Tracing And Fault Location
Two simple, inexpensive devices allow tracing and testing fibers for continuity or proper connections and one even is used to optimize splices or prepolished/splice connectors.
Many of the problems in connection of fiber optic networks are related to making proper connections. Since the light used in systems is invisible infrared light (IR) beyond the range of the human eye, one cannot see the system transmitter light. By injecting the light from a visible source, such as a LED, laser or incandescent bulb, one can visually trace the fiber from transmitter to receiver to ensure correct orientation and check continuity besides. The simple instruments that inject visible light are called fiber tracers or visual fault locators.
And in the end we will show you how to use an old cell phone's camera to detect light in a fiber optic system.
Fiber Optic Tracer
If a powerful enough visible light, such as a red laser or visible diode laser at 635-650 nm is injected into the fiber, tracing can be done on longer cables and high loss points can be made visible. The original VFLs were henium-neon (HeNe) lasers used in R&D labs. The field VFL was created in the mid-1980s by FOTEC, a fiber optic test equipment company. FOTEC packaged a visible red HeNe gas laser, power supply and battery into a suitcase to make it portable. Diode laser VFLs in small pen-shaped packages came more than a decade later.
Most applications center around short cables such as used in telco central offices to connect to the fiber optic trunk cables. However, since it covers the range where OTDRs are not useful because of the dead zone of the OTDR, it is complementary to the OTDR in cable troubleshooting. This method will work on buffered fiber and even jacketed single fiber cable if the jacket is not opaque to the visible light. The yellow jacket of singlemode fiber and orange of multimode fiber will usually pass the visible light. Most other colors, especially black and gray, will not work with this technique, nor will most multifiber cables. However, many cable breaks, macrobending losses caused by kinks in the fiber , bad patchcords, spices etc. can be detected visually. Since the loss in the fiber is quite high at visible wavelengths, on the order of 9-15 dB/km, this instrument has a short range, typically 3-5 km.

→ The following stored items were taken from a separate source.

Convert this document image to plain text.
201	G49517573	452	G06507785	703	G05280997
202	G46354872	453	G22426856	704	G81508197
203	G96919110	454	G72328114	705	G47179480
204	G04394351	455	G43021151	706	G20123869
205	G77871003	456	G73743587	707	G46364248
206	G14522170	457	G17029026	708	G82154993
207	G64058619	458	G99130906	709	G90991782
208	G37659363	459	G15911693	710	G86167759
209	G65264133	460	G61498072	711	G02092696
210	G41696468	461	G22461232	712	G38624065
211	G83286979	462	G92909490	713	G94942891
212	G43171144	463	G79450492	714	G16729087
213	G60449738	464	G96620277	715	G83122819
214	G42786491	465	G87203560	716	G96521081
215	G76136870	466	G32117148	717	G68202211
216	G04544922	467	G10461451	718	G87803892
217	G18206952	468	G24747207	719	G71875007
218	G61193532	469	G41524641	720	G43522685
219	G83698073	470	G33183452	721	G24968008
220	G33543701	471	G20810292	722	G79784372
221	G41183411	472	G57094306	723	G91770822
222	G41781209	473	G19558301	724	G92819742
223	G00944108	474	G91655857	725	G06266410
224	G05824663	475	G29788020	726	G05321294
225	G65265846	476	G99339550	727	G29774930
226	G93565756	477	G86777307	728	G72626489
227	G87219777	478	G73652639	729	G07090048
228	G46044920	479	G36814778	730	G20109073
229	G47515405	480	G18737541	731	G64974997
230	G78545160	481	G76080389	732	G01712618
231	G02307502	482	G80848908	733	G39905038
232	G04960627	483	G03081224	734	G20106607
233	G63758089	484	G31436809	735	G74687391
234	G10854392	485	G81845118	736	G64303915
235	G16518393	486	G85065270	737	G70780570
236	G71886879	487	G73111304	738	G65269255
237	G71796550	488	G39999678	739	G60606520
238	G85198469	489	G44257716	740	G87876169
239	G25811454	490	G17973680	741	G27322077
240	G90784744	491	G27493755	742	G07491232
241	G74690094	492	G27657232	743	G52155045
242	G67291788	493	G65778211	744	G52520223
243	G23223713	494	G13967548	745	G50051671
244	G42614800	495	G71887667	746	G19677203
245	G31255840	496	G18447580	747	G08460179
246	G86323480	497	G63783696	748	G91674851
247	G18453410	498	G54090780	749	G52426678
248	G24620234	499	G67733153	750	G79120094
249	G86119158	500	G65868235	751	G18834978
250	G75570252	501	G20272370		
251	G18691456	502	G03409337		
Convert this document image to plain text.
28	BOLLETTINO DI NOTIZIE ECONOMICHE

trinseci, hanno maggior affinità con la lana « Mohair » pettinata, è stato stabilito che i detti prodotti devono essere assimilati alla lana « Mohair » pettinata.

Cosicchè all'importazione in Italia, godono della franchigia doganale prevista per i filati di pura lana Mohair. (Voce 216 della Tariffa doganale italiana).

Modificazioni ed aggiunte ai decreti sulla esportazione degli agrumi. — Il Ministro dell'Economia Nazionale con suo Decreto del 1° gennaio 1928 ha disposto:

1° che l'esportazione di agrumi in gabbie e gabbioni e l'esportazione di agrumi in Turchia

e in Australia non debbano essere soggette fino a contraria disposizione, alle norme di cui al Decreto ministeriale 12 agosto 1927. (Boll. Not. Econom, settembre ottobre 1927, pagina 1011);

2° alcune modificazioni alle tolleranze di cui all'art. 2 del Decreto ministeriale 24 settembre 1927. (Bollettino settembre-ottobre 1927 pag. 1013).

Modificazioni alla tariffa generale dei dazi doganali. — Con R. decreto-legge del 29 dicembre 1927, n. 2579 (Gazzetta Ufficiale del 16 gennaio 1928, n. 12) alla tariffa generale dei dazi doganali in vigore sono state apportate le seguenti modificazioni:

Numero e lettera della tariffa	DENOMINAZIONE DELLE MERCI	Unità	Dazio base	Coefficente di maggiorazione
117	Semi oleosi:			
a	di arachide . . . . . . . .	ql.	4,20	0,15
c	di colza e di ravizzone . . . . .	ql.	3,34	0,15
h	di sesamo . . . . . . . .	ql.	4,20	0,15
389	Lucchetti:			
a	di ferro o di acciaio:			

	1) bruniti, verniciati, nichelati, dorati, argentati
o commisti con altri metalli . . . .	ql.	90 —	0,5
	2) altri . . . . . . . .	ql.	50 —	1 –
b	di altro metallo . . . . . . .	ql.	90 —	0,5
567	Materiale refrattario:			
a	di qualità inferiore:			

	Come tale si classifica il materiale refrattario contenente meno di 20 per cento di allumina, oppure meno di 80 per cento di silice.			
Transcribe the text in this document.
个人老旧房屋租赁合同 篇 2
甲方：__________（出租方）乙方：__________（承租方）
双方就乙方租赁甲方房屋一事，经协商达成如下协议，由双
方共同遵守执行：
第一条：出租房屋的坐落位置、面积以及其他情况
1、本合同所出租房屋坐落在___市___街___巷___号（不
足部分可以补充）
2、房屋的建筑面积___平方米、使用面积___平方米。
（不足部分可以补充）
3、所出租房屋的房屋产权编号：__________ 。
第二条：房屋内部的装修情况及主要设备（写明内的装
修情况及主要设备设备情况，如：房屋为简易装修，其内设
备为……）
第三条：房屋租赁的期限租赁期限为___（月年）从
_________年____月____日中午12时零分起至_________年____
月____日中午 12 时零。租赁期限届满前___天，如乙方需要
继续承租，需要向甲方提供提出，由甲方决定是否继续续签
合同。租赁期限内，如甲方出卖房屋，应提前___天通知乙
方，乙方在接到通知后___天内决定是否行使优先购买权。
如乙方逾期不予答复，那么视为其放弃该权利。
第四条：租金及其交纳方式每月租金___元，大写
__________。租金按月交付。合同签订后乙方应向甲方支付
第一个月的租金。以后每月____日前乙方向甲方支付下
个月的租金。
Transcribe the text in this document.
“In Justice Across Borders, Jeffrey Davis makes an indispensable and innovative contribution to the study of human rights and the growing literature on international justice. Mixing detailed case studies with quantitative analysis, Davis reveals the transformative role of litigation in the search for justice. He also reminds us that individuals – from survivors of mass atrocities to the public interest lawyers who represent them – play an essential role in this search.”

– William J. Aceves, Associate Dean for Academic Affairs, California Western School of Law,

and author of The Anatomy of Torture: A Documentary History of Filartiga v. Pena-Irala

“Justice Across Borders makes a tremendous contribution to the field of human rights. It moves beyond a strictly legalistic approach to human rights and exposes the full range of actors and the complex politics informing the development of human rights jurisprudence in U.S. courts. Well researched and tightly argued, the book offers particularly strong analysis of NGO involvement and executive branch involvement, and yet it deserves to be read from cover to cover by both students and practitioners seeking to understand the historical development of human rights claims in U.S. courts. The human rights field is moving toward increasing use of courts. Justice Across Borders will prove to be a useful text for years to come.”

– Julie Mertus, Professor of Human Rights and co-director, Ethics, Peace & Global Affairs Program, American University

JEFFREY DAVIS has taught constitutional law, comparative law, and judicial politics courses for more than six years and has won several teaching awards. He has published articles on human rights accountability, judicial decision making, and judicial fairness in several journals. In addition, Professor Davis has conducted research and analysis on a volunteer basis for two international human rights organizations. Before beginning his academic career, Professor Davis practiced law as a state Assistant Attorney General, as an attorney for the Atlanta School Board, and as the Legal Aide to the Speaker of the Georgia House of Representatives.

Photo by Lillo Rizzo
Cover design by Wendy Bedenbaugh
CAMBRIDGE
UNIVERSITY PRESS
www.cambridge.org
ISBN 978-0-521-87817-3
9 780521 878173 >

The higher power of a visual fault locator can find breaks in fibers or high losses around connectors in simplex cables. The light that escapes at a break, for example, will be visible through the jacket of the cable as shown below. This is extremely helpful in finding cable faults near the end of a cable where the dead zone of the OTDR makes it impossible to resolve faults. It also allows finding cracked fibers or bad splices in splice closures where an OTDR cannot resolve faults.
Sometimes there are problems in splice trays caused by fibers cracked when fibers are inserted in splice trays. The photo below shows an example of a fiber cracked in a splice tray illuminated with a VFL. This was the issue found in the first field trials of a VFL more than 30 years ago that led to its popularity in field troubleshooting.
Photo courtesy Alan Kojima.
Optimizing mechanical splices (high loss at left, optimized at right.
Using Cell Phone Cameras To See Infrared Light In Fiber Optics
The camera in your cell phone is sensitive to infrared light - lots more than your eye - and can detect light in an optical fiber or from a transmitter.
Camera phones sensors are very sensitive at 850 nm but less so at 1300 nm, like all semiconductor detectors. This phone could still see 1300 nm sources at around -20 dBm, making it very useful even for LED sources, and of course, perfect for lasers.
This only works with earlier cell phone cameras - new ones are optimized for photography and do not have sensitivity in the infrared. We recommend you dig out that old cell phone from 2000-2005 and try it. If you don't have a fiber system or test source available, try the IR remote to your television to check the camera's sensitivity.
We keep one of these old cell phones in our toolbox!